The Offer expired at 12:00 a.m. midnight, Eastern Time, at the end of January 25, 2017 (the Expiration Time). The
depositary and exchange agent for the Offer advised that, as of the Expiration Time, a total of 64,466,896 shares of AMCC Stock had been validly tendered and not properly withdrawn pursuant to the Offer, which tendered shares of AMCC Stock
represented approximately 73.6% of the outstanding shares of AMCC Stock as of the Expiration Time. Purchaser accepted for exchange all such shares of AMCC Stock validly tendered and not properly withdrawn pursuant to the Offer.

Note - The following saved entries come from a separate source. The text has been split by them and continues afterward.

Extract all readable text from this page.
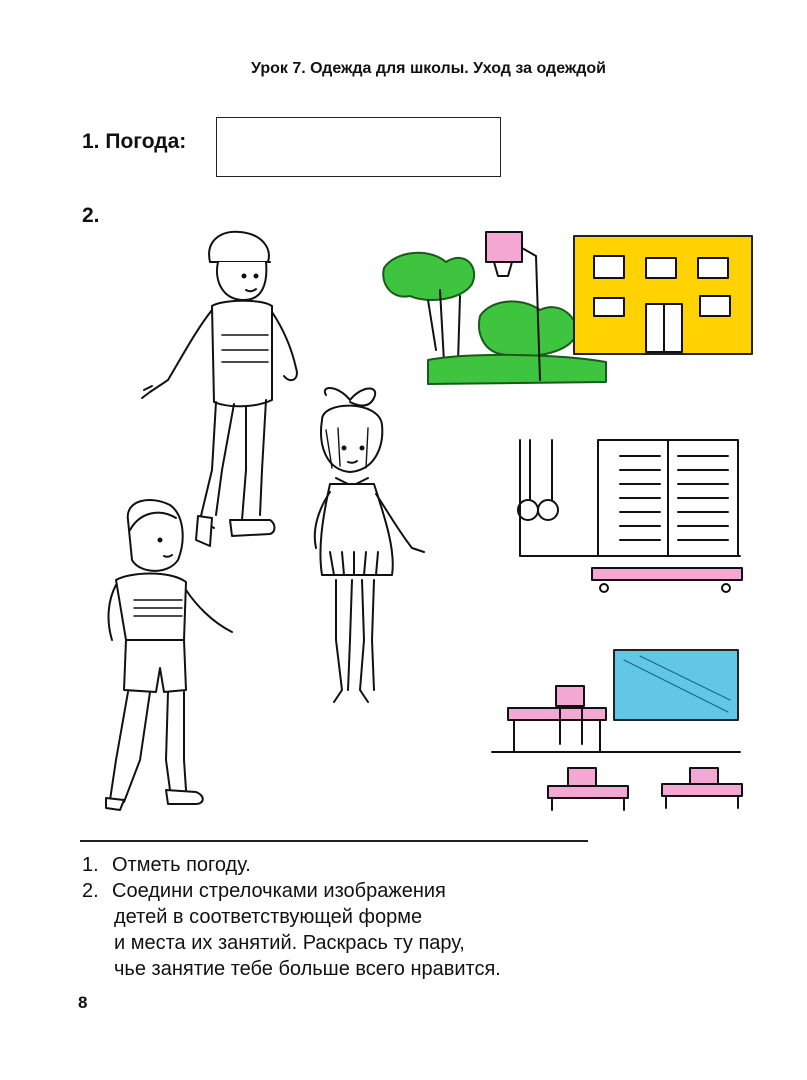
Урок 7. Одежда для школы. Уход за одеждой
1. Погода:
2.
1. Отметь погоду.
2. Соедини стрелочками изображения
детей в соответствующей форме
и места их занятий. Раскрась ту пару,
чье занятие тебе больше всего нравится.
8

On January 26, 2017, pursuant to the terms and conditions of the Merger Agreement, MACOM completed its acquisition of AMCC when (i) Purchaser merged
with and into AMCC (the First Merger), with AMCC surviving the First Merger and (ii) immediately following the First Merger, AMCC, as the surviving company of the First Merger, merged with and into LLC Sub (the Second
Merger and together with the First Merger, the Mergers), with LLC Sub surviving the Second Merger as a wholly owned subsidiary of MACOM (the Surviving Company). AMCC and MACOM intended, for U.S. federal income tax
purposes, for the Offer and the Mergers, taken together, to qualify as a reorganization within the meaning of Section 368(a) of the Internal Revenue Code of 1986, as amended.
The First Merger was governed by Section 251(h) of the Delaware General Corporation Law (the DGCL), with no stockholder vote required to
consummate the First Merger. At the effective time of the First Merger (the Effective Time), each share of AMCC Stock (other than shares, if any, of AMCC Stock owned by AMCC, MACOM, Purchaser, LLC Sub or other subsidiaries of MACOM,
which were canceled and ceased to exist) was converted into the right to receive the Transaction Consideration.
The cash portion of the Transaction
Consideration and related costs and expenses were funded from cash on hand.
The foregoing descriptions of the Offer, the Mergers and the Merger Agreement
in this Item 2.01 do not purport to be complete and are subject to and qualified in their entirety by reference to the full text of the Merger Agreement, a copy of which was filed as Exhibit 2.1 to MACOMs Current Report on
Form 8-K, filed with the Securities and Exchange Commission (the SEC) on November 21, 2016 and incorporated herein by reference.